Actually it was wolf.

I was considered an accident....maybe I am having issues with that.


It was an accident. The zygote never intended to split. There was nothing to guarantee that it would remain as one zygote. It is a random event with lack of intention, which was unplanned and usually unexpected. However, there are rather negative connotations with the word accident, so perhaps we should phrase it differently.

Would you rather I said the zygote split by chance?
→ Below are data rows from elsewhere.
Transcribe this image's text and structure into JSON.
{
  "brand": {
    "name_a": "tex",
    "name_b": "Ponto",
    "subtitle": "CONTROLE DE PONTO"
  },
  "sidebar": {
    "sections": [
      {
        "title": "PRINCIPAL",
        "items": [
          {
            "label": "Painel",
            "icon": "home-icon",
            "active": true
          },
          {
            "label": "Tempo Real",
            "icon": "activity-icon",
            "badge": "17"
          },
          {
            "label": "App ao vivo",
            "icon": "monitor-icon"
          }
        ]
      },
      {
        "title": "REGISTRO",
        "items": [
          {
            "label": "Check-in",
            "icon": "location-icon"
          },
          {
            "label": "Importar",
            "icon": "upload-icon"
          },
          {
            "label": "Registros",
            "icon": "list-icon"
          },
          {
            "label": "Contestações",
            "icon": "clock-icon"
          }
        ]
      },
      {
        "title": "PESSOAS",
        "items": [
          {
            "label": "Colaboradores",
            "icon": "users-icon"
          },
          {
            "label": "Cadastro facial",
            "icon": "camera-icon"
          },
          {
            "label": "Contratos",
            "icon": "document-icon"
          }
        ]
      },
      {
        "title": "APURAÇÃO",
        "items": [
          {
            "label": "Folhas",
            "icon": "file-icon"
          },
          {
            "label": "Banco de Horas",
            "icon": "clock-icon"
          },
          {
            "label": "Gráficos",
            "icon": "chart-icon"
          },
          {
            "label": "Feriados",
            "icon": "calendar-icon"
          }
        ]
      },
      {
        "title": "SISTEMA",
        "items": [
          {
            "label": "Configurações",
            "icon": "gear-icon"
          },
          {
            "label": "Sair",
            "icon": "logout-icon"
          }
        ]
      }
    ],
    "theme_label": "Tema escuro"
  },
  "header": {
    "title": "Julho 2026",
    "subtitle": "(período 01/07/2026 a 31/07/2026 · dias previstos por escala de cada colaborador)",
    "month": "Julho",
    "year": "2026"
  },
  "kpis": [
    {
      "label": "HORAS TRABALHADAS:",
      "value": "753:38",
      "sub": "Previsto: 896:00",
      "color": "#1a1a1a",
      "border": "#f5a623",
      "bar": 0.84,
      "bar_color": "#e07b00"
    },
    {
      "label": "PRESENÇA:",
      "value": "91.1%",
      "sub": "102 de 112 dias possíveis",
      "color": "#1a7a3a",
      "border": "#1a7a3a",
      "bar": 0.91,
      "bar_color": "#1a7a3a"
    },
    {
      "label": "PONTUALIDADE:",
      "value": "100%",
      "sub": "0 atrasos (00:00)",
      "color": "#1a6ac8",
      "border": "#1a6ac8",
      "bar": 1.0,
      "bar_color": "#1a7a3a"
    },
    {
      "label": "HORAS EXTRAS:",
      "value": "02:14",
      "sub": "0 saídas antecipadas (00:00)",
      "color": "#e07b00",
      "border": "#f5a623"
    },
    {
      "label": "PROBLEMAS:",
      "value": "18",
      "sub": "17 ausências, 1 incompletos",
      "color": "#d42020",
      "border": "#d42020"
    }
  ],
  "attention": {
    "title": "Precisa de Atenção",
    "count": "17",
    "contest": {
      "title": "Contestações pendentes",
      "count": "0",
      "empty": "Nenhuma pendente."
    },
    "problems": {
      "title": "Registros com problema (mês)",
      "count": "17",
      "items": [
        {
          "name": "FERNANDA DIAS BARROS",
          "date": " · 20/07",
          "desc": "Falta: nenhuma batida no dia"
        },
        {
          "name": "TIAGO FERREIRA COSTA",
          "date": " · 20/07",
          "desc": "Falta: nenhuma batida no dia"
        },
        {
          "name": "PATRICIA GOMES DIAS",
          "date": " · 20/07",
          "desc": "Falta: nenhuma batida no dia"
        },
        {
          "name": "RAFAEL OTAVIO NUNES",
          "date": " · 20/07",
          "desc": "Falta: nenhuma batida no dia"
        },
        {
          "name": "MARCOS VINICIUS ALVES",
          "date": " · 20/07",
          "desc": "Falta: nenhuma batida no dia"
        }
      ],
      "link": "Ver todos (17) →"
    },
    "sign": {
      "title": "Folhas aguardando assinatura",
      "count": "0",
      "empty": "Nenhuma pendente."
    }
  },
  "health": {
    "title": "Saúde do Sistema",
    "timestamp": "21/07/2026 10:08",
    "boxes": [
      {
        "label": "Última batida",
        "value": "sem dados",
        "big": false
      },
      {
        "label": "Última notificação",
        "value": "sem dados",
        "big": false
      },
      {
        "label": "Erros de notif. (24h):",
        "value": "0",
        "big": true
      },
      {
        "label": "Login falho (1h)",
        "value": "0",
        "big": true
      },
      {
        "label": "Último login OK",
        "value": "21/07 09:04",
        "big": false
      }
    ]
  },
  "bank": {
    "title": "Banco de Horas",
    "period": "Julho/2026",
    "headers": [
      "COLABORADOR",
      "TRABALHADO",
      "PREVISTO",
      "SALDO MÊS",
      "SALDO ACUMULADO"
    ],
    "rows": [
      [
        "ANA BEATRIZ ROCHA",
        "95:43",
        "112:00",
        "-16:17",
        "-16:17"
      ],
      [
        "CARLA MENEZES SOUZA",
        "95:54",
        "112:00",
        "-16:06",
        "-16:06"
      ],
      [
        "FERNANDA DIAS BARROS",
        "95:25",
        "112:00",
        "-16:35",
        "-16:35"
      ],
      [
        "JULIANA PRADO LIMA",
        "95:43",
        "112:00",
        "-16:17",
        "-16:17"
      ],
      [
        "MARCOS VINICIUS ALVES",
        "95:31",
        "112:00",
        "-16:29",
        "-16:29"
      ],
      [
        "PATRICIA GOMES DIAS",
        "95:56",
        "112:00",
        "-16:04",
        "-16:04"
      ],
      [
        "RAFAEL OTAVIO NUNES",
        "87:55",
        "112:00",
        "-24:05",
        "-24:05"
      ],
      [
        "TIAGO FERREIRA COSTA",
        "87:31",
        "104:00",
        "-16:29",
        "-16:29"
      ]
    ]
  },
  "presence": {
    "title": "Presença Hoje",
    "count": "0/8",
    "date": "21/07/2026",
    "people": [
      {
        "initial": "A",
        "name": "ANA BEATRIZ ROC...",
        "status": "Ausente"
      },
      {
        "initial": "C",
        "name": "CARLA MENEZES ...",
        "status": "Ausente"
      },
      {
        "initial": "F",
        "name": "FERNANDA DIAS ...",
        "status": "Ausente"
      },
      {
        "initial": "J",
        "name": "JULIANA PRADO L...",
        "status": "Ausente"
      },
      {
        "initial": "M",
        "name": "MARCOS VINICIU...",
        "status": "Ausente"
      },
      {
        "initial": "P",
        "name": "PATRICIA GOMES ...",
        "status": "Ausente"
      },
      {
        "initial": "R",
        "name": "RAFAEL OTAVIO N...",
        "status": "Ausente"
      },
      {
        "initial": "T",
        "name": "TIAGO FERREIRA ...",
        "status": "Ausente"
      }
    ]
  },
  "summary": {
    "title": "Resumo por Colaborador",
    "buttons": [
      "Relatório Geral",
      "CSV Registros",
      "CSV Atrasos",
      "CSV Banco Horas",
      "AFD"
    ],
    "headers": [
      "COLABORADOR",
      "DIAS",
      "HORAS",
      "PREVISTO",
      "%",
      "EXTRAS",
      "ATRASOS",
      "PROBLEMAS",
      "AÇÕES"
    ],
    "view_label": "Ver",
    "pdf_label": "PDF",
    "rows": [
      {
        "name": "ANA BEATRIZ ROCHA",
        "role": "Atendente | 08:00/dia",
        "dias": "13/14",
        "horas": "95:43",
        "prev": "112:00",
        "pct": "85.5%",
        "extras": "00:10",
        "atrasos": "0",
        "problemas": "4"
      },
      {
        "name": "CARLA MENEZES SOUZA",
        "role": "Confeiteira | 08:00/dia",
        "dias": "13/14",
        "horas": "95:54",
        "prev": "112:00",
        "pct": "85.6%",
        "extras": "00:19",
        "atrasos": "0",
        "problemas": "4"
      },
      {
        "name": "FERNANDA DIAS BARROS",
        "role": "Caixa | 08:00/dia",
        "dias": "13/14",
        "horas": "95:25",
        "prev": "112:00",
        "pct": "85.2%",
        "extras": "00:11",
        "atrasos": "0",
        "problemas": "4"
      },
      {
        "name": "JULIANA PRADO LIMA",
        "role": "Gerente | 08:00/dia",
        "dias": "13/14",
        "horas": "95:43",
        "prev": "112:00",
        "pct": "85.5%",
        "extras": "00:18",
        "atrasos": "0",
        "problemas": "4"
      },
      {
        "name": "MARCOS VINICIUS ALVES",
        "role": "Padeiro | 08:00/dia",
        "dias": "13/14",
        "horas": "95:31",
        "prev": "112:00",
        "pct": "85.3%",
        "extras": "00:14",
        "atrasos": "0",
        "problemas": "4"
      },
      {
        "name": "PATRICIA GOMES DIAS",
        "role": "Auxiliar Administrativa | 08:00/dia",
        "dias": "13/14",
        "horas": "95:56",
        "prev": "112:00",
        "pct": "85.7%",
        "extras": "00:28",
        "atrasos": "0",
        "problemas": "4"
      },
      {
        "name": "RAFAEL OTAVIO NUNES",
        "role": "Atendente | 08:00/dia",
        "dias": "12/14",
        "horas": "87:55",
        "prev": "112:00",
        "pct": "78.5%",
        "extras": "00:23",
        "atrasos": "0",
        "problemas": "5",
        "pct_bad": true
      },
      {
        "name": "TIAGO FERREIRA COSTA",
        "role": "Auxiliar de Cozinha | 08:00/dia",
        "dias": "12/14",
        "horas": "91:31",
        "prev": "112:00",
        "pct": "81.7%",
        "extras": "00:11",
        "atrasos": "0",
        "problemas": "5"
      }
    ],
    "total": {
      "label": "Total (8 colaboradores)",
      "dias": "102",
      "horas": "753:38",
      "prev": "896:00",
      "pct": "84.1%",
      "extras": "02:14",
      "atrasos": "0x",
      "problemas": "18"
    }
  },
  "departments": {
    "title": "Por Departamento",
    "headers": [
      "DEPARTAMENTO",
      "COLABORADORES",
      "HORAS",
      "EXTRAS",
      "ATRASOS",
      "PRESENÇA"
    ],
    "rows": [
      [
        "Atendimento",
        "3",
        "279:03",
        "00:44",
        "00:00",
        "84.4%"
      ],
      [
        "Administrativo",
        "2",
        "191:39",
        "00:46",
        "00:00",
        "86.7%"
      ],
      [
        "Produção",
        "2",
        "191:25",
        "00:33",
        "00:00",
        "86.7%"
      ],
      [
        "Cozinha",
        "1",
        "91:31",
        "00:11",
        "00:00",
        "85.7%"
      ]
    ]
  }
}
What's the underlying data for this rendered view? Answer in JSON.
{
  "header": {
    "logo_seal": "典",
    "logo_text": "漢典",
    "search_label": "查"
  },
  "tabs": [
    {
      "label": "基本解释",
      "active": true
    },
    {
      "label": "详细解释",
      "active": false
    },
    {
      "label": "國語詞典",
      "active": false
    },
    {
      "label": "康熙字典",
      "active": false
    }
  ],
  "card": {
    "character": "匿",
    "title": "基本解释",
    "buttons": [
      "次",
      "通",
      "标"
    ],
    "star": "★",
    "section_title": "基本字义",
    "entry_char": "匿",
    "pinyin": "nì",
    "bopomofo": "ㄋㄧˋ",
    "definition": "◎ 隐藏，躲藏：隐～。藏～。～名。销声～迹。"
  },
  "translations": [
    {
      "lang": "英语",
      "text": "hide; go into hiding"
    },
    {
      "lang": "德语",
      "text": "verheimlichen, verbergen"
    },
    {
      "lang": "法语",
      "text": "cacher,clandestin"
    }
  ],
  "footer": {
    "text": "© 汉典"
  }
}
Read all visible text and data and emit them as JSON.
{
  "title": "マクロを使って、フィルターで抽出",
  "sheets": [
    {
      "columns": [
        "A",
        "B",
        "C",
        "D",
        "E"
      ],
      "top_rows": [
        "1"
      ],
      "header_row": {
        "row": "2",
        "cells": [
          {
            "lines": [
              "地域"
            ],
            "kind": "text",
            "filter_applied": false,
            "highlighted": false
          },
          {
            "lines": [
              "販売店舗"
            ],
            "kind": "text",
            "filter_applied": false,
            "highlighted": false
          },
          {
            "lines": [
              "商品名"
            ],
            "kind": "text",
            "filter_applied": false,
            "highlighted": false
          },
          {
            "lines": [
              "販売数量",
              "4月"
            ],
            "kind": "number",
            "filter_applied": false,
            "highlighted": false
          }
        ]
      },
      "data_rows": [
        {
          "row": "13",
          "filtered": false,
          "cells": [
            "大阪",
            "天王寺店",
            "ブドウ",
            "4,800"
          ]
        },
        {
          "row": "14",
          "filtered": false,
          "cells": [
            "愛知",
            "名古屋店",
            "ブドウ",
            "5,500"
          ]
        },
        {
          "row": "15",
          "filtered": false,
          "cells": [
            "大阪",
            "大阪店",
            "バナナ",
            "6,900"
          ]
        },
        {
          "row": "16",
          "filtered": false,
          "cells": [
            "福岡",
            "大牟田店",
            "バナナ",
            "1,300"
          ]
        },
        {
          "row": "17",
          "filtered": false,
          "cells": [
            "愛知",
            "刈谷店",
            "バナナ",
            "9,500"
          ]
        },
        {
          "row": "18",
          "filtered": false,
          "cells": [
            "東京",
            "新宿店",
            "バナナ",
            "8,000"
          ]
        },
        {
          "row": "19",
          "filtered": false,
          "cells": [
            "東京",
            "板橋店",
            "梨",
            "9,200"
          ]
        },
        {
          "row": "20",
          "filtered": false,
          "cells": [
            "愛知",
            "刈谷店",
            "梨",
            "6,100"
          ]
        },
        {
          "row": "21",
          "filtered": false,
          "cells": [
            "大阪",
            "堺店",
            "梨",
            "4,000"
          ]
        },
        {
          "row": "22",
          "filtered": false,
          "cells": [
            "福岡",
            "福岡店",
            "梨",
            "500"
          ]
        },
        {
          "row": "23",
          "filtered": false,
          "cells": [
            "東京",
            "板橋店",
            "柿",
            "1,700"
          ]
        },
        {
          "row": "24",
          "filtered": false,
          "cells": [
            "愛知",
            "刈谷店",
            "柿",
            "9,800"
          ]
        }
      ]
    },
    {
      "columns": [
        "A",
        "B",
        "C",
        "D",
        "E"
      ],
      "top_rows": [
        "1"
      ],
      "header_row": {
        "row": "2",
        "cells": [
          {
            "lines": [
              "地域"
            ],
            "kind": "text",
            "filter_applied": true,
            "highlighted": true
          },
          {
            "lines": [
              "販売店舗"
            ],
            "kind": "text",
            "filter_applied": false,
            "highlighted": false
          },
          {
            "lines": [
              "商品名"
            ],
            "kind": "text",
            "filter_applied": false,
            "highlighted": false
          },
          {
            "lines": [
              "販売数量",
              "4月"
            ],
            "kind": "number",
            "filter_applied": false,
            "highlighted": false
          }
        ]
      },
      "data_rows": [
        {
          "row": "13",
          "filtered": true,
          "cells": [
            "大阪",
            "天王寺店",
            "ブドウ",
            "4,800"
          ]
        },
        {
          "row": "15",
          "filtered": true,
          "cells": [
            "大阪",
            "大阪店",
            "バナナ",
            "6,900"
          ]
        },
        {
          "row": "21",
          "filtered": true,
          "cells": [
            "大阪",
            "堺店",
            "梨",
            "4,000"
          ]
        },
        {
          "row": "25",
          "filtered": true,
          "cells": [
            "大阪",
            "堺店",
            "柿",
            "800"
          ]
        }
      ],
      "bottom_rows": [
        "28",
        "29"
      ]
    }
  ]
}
P.S. Notice, RL, how none of the articles you've cited state zygote? They always state fetus? Typically, a fetus is:

1. The unborn young of a viviparous vertebrate having a basic structural resemblance to the adult animal.
2. In humans, the unborn young from the end of the eighth week after conception to the moment of birth, as distinguished from the earlier embryo.
0 Replies
 
Diest TKO
 
  1  
Reply Fri 9 Nov, 2007 11:15 am
Intrepid - Yes it's a game. It's a big riddle of mine, and yes I expect participation. It's not trivial, and the survey is a quick collection of questions I have asked in this thread or other abortion related threads here on A2K. If you are to be held accountable for your beliefs, you have to put them out for display. BTW, you're welcome to answer as well, if you were feeling left out.

The point is simple. If you truly believe what yu believe, you should be ready to defend it.

Reposted as per request. I had to go back 20 pages to get this, iexpect it answered. Note the colored word.

Diest TKO wrote:
Bart - A direct survey for you. You want me to be nice again, you'll answer it without question.

Answer for or against for the following topics.

1) Abortion
2) Adoption
3) SCNT embryonic stem cell research
4) IVF
5) Iraq war
6) Darfur intervention

Answer and answer promptly.

T
K
O
0 Replies
 
Wolf ODonnell
 
  1  
Reply Fri 9 Nov, 2007 11:18 am
I'll answer it!

1) Abortion - Yes but with limitations. The current UK legal stance on abortions is fine as it is.
2) Adoption - I'm all for it, but with obvious restrictions to ensure the parents are worthy of adopting a son/daughter.
3) SCNT embryonic stem cell research - Yup, absolutely for it.
4) IVF - Frankly, I think they should go for adoption instead, but I'm not really against it.
5) Iraq war - against it.
6) Darfur intervention - Definitely for it, but it has to be planned out well and not like that Iraq debacle.